21-latka z Legnicy nie żyje. Kierowca był kompletnie pijany
Jak pisaliśmy w naTemat, o szczegółach tragedii przy ulicy Fiołkowej w Legnicy poinformowała Jagoda Ekiert z lokalnej policji. 19 lipca, około godziny 7:30 do służb wpłynęło zgłoszenie o nietrzeźwym mężczyźnie, który pojazdem marki Ford Focus jedzie ulicą Wielogórską. Vadym L. jednak nie zatrzymał się na polecenie służb i brawurowo wjechał w Osiedle Sienkiewicza. Tam najprawdopodobniej stracił panowanie nad pojazdem, na łuku drogi potrącił kobietę i uderzył w zaparkowane przy posesji pojazdy.
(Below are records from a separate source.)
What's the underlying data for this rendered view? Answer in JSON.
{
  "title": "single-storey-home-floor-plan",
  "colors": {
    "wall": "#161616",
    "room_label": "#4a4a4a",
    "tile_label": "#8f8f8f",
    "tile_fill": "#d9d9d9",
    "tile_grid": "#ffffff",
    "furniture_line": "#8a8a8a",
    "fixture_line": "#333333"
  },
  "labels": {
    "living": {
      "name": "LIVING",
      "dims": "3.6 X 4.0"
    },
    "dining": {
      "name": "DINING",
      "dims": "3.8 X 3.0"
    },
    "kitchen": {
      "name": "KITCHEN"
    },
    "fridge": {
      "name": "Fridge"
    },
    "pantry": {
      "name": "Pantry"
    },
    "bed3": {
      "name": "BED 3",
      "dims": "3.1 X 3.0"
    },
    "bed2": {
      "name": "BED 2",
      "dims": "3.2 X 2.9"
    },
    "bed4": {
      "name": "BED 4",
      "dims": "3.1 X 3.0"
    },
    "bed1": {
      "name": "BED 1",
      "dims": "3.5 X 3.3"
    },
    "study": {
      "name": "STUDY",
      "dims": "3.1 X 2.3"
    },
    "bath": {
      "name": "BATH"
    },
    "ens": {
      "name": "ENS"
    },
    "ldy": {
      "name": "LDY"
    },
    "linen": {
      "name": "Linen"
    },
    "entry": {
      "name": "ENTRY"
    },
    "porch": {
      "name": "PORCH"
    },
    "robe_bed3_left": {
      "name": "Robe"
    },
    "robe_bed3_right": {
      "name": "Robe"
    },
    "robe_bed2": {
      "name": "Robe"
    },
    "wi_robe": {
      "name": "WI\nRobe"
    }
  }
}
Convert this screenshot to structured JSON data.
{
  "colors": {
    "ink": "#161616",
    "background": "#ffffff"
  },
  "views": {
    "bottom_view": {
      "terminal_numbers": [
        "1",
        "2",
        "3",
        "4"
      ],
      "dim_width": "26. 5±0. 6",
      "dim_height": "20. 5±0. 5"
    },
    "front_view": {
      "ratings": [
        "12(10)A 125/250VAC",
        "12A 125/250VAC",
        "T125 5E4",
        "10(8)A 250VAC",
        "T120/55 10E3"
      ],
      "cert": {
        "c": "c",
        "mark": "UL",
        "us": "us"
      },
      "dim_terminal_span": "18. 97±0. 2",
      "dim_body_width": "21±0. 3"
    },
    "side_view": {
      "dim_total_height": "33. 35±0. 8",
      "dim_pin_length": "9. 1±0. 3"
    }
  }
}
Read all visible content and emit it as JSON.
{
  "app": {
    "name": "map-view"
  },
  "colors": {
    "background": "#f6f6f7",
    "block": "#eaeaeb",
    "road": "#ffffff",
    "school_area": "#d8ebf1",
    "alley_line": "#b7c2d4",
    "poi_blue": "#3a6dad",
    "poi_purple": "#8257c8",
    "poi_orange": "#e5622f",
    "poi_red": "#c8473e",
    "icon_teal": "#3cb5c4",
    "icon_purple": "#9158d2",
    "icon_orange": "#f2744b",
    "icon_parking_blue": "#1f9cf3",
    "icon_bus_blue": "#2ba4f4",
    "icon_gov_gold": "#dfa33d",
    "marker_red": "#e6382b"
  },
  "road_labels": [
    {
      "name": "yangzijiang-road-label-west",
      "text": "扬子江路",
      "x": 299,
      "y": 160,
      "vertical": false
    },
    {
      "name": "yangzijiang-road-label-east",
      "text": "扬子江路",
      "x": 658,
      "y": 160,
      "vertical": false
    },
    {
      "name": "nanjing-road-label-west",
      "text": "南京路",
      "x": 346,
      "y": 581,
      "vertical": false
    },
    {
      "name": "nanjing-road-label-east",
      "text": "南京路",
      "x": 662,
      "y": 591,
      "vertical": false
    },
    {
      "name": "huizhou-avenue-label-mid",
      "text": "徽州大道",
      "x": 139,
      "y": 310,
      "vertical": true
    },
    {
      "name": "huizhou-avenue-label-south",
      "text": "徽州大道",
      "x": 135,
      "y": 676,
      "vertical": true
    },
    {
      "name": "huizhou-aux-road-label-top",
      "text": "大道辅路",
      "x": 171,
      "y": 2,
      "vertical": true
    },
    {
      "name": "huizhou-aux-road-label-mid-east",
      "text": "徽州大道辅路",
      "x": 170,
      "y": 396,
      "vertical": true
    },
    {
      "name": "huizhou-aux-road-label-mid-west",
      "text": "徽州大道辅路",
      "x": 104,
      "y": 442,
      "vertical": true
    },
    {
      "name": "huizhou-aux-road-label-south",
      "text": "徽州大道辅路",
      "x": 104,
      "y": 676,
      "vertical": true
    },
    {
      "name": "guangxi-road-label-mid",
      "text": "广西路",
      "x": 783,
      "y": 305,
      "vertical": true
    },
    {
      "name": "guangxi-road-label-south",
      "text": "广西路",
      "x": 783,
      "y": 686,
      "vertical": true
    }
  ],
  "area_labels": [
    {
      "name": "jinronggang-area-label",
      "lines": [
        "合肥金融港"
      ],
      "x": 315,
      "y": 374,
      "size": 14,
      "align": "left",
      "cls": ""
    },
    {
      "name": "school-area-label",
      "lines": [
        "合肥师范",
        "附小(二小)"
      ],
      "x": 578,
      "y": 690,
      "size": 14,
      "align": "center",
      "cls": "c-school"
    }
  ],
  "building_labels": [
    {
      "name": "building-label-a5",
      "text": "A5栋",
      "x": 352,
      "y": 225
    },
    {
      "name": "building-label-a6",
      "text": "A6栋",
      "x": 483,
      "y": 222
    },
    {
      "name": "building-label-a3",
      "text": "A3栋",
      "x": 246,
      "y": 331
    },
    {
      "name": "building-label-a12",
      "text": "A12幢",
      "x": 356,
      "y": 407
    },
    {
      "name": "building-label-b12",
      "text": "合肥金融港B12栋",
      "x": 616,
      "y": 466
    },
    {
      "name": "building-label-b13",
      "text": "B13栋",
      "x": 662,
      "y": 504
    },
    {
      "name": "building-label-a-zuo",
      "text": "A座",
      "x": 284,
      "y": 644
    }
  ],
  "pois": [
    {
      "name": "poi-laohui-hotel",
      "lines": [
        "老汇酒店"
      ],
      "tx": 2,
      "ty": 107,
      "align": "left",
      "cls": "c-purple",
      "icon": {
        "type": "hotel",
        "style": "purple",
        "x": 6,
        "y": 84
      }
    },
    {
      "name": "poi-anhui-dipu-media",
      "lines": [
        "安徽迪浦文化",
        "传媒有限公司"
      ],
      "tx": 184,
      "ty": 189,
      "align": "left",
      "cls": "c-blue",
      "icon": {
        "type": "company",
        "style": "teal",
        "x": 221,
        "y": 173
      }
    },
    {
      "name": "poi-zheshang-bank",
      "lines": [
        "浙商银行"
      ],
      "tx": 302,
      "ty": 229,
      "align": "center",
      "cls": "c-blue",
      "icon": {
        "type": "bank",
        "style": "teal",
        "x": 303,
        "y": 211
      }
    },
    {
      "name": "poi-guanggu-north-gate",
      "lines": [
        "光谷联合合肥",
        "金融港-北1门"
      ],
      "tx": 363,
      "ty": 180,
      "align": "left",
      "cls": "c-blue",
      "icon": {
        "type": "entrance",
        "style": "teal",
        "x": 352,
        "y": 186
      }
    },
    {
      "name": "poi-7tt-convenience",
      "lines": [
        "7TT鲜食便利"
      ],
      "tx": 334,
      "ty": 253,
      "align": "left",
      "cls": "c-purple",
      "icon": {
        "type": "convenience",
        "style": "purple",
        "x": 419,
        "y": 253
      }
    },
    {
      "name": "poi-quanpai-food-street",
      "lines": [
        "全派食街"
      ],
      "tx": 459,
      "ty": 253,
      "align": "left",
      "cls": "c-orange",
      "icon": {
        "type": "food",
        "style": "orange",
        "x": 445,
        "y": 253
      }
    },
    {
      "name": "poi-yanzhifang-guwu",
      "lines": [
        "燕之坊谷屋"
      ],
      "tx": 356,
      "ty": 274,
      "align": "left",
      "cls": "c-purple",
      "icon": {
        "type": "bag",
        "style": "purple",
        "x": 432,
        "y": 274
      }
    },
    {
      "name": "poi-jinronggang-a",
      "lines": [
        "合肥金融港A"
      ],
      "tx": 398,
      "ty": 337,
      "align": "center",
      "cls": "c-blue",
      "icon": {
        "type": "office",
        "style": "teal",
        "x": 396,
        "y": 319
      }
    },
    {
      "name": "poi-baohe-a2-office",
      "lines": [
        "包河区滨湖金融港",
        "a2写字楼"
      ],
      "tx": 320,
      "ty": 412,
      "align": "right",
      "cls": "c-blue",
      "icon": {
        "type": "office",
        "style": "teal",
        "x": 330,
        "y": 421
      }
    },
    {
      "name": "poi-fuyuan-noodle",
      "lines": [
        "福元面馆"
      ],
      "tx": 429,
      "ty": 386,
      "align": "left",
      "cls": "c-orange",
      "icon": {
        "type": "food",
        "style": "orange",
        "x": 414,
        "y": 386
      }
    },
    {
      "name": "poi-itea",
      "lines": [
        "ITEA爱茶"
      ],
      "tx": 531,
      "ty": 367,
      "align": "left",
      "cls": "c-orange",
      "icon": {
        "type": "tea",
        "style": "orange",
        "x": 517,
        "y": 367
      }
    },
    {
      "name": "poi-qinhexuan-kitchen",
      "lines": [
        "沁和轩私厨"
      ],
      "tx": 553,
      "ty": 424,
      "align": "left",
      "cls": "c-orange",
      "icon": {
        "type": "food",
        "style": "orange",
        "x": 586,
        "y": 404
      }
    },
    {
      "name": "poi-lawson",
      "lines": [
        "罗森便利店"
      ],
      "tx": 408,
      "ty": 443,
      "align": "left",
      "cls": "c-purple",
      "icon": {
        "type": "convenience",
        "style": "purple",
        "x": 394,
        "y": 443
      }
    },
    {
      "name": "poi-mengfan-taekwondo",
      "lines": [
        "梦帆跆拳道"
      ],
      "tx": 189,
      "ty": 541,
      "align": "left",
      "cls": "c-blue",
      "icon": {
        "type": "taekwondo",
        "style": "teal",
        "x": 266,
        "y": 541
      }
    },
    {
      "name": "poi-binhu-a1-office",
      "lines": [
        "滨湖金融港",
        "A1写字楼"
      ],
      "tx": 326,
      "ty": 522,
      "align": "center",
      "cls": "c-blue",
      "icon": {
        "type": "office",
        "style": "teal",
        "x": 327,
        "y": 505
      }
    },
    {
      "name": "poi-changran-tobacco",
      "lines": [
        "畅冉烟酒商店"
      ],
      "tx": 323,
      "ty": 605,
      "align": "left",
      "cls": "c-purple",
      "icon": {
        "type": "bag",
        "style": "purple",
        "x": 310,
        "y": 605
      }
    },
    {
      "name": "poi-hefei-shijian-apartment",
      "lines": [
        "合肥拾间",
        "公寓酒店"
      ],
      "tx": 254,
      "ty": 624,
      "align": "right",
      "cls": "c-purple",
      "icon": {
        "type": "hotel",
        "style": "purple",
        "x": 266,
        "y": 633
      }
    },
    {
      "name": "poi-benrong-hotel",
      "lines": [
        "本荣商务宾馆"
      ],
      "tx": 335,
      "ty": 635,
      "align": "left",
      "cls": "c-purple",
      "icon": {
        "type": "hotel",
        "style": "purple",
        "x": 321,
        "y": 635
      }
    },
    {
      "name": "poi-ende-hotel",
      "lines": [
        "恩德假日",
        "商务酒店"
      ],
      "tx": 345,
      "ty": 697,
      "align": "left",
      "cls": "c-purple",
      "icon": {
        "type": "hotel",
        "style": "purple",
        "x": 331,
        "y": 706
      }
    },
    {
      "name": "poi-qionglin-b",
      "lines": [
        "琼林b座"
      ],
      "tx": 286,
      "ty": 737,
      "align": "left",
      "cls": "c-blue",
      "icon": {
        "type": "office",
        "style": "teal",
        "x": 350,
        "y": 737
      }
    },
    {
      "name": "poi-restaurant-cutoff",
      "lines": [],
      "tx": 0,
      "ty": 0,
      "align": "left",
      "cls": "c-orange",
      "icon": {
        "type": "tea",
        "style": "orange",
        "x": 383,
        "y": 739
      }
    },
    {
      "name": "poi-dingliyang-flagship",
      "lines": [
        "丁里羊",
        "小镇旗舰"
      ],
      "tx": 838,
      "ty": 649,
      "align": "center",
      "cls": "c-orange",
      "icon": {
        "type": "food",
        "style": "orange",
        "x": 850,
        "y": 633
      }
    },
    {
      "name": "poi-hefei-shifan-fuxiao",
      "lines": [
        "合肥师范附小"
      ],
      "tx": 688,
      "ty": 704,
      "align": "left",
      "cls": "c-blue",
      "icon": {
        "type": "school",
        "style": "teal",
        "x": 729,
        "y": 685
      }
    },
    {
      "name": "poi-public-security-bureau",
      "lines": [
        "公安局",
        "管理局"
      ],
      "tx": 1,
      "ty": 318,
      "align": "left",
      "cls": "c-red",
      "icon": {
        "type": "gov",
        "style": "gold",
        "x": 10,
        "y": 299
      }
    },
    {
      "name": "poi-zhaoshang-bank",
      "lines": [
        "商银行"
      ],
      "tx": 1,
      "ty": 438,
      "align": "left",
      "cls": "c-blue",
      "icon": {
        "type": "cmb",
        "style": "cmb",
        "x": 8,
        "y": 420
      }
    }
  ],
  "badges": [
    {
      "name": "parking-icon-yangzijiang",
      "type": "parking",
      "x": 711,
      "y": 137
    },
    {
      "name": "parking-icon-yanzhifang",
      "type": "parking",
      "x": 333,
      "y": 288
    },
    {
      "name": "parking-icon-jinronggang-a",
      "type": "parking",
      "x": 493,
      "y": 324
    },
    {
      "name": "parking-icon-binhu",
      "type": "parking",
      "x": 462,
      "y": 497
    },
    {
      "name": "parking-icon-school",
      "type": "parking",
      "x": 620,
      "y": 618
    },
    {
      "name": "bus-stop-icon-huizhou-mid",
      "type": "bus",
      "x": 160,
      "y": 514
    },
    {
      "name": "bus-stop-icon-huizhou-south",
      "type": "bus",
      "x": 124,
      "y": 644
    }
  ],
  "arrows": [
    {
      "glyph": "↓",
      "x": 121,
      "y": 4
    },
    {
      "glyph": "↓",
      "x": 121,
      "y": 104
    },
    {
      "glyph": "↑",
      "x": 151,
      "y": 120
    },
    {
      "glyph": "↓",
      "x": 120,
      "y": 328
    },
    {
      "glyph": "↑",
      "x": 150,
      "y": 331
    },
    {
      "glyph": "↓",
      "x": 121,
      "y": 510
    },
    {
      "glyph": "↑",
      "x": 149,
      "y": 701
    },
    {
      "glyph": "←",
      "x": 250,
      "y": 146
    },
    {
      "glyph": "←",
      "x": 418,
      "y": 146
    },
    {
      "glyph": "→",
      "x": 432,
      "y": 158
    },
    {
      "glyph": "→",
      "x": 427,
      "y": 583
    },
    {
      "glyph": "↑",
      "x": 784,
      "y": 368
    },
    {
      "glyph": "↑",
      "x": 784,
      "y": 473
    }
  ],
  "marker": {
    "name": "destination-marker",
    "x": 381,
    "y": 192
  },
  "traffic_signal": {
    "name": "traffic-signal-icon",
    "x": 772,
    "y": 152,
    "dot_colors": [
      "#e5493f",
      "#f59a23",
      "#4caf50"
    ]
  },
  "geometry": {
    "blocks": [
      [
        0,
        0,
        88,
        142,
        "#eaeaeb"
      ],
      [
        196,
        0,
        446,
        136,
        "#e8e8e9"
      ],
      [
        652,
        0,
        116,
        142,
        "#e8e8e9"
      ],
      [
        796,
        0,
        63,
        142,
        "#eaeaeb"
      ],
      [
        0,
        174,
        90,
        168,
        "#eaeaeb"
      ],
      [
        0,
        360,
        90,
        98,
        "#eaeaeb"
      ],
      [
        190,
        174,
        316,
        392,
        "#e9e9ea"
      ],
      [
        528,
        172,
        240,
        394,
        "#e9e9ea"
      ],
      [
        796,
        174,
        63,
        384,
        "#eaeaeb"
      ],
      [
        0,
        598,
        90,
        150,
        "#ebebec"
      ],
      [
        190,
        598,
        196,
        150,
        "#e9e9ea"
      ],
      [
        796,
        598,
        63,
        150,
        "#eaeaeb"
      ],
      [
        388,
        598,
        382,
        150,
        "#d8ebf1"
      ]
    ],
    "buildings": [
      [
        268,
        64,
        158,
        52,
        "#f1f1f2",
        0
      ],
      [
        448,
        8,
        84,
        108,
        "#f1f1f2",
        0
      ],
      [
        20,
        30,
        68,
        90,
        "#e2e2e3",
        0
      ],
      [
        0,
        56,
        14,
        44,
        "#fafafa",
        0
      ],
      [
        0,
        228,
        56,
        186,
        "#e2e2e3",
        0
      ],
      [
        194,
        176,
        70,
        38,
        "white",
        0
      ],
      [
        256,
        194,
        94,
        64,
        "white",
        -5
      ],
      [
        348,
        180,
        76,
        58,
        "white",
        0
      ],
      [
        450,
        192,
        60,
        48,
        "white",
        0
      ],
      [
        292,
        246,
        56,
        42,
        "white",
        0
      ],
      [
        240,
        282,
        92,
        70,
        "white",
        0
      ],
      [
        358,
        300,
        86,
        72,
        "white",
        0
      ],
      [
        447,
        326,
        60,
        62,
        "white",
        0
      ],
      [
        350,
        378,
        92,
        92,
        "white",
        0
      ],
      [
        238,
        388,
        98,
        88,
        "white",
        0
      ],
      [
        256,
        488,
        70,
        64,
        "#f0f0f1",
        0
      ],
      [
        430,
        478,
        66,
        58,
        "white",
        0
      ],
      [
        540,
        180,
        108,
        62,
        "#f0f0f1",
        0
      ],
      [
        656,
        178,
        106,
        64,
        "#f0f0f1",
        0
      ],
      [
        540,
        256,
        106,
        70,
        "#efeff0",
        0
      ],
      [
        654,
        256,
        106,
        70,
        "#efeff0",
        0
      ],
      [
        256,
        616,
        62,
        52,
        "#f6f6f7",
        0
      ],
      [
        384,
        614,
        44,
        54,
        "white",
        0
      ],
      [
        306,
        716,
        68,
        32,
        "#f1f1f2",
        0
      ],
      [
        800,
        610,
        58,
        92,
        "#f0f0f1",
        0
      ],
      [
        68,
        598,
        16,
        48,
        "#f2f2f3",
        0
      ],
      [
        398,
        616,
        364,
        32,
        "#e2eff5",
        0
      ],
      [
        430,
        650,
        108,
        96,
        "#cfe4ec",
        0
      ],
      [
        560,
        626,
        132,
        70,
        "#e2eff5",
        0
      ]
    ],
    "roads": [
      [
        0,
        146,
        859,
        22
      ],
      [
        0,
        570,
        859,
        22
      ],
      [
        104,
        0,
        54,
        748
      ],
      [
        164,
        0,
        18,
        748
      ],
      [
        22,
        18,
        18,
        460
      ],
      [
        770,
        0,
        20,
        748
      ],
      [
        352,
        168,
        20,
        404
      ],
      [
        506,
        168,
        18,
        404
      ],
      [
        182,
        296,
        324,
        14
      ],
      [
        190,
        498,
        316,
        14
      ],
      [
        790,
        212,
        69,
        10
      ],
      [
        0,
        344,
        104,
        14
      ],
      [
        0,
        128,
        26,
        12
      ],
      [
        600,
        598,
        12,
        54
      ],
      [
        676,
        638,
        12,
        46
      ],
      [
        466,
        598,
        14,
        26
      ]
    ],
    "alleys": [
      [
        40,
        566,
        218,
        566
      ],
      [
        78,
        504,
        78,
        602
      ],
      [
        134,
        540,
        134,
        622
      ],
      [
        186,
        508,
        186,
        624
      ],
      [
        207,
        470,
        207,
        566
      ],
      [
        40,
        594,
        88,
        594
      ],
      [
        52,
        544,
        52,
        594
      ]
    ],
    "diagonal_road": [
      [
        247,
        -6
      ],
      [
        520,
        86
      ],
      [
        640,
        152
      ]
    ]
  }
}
– Niestety pomimo podjętej akcji ratunkowej 21-latka poniosła śmierć. Funkcjonariusze zatrzymali kierowcę samochodu, który miał ponad 2 promile alkoholu w wydychanym powietrzu – przekazała. Poinformowano także, że zarówno kierujący, jak i jego pasażerowi to obywatele Ukrainy.
Vadym L. nie jechał sam. W pojeździe były jeszcze trzy inne osoby. W kolejnych komunikatach policja podała, że kierowca przed wejściem za kółko kupował alkohol w pobliskim sklepie. Badanie alkomatem wykazało, że w chwili zdarzenia miał około 2,5 promila w organizmie.
Obecnie Vadym L. przebywa w areszcie tymczasowym, skąd czeka na proces. Postawiono mu zarzuty zabójstwa z zamiarem ewentualnym. Grozi mu za to nawet kara dożywotniego pozbawienia wolności.